Schon ewig nicht. Wirklich bitter. Es gibt auch nicht mehr viele Beate-Uhse-Lizenznehmer. Ich bleibe dabei, weil ich den Namen sehr gut finde. Die Ware bekomme ich zu 90 Prozent von Orion.

Der Name Beate Uhse, was verbinden Sie damit?
In erster Linie Seriosität, dem will ich gerecht werden. Ich habe diese Lizenz zu Zeiten erworben, als Beate Uhse noch lebte. Ich stehe zu dem Namen und habe ihm viel zu verdanken. Hätte ich einen Wischiwaschi Namen am Laden, wer weiß, ob es ihn noch gäbe. 

Inter.Vista, Andreas Schwarzbach, Foto: Sarah Götz

Inter.Vista, Andreas Schwarzbach, Foto: Sarah Götz

Sie geben eine Kontaktanzeige von sich auf. Was würde drin stehen?
Ich suche eine Frau auf Augenhöhe. Ich brauche kein Puttchen, dem ich sagen muss, wo es lang geht. Ich lehne mich auch selbst gern mal zurück und lass mir sagen, wo es langgeht. Für mich ist Sport eine ganz wichtige Sache, genauso wie Sex. Das liegt ja nahe. Ich bin unternehmenslustig. Freunde braucht jeder Mensch, sonst wäre das Leben langweilig. Ich muss auch gestehen, ich bin schon eine ›linke Socke‹.

Stellen Sie sich vor, Sie haben einen freien Tag und 1.000€ zur freien Verfügung.
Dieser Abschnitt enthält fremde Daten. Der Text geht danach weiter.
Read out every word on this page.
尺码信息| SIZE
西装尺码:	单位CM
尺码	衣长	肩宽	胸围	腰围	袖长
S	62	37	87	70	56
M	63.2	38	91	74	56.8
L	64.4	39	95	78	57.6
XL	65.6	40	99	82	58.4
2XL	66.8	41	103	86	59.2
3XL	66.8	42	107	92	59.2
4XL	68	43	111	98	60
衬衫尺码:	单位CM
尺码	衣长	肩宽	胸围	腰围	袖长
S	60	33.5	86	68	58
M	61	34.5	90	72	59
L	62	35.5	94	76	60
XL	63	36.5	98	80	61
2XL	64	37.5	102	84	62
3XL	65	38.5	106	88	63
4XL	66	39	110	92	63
Wie wäre Ihr perfekter Tag in Magdeburg? 
Perfekt wäre ausschlafen, schön essen, Sport machen, schön essen [sic!] und ins Solebad gehen zum Entspannen. Das ist zwar in Schönebeck, aber es ist schön dort. Ganz einfach.

 

November 2017
Interview aus INTER.VISTA 5

Vista.Schon?
Andreas Schwarzbach wurde 1961 in Gardelegen geboren. Er hat Maschinenbau in Magdeburg gelernt und studiert. Doch in seinem eigentlichen Beruf hat er nie gearbeitet. Als Unternehmer probierte er in Magdeburg vieles aus. 1991 eröffnete er in Buckau sein Erotikgeschäft. Er war verheiratet und hat eine erwachsene Tochter, die Polizistin ist.